On ne reviendra pas non plus sur le fait que la musique de Nino Rota est un mythe à elle toute seule. Elle rentre dans la tête et nous fait revivre tous les moments mémorables de cette tragédie familiale à chaque écoute.


De toute évidence et à l'image de la première partie, tous les acteurs sont exceptionnels, ce qui participe aussi à l'immersion générale, à l'ambiance et à l'expérience cinématographique que souhaite nous faire vivre le réalisateur.
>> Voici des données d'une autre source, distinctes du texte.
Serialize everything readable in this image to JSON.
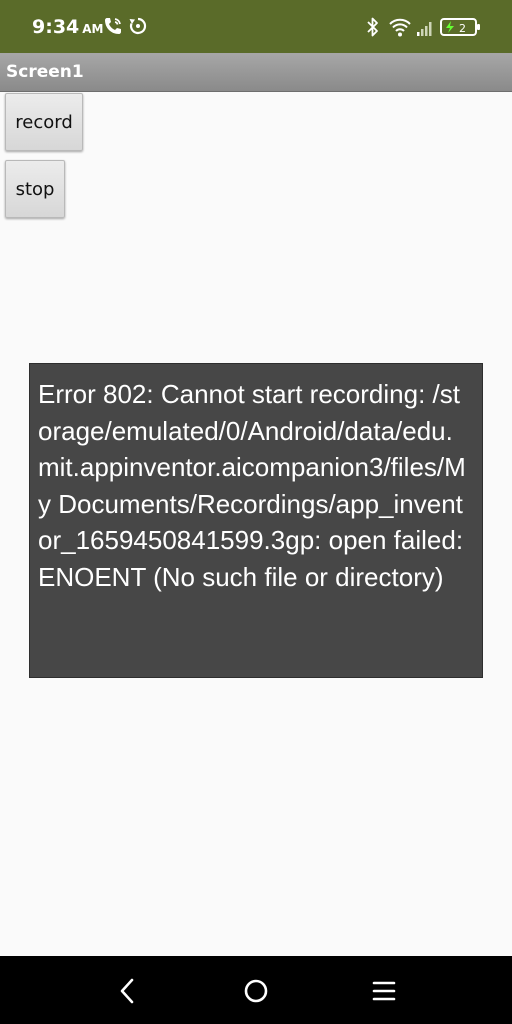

Coppola réussit donc un coup de génie qui était à la base un pari extrêmement risqué, à savoir, construire son film en jonglant sur la vie de deux personnages, Vito Corleone jeune qui découvre l'Amérique et connaît une ascension progressive, et Michael, désormais l'héritier de la famille qui ne parviendra pas à maitriser pleinement les affaires et va connaître une chute (bien que son empire tienne encore en place à la fin, il n'en demeure pas moins qu'il échoué sur le plan familial).
Par cette approche extrêmement intéressante en termes de construction scénaristique, Coppola parvient à donner une profondeur magistrale à ce deuxième volet, ce qui contribue à renforcer la tragédie que va connaître le personnage de Michael Corleone, en comparaison à l'ascension de son père, qui à un âge similaire, avait presque tout réussi d'une main de maître, en partant d'une situation initiale hautement défavorable.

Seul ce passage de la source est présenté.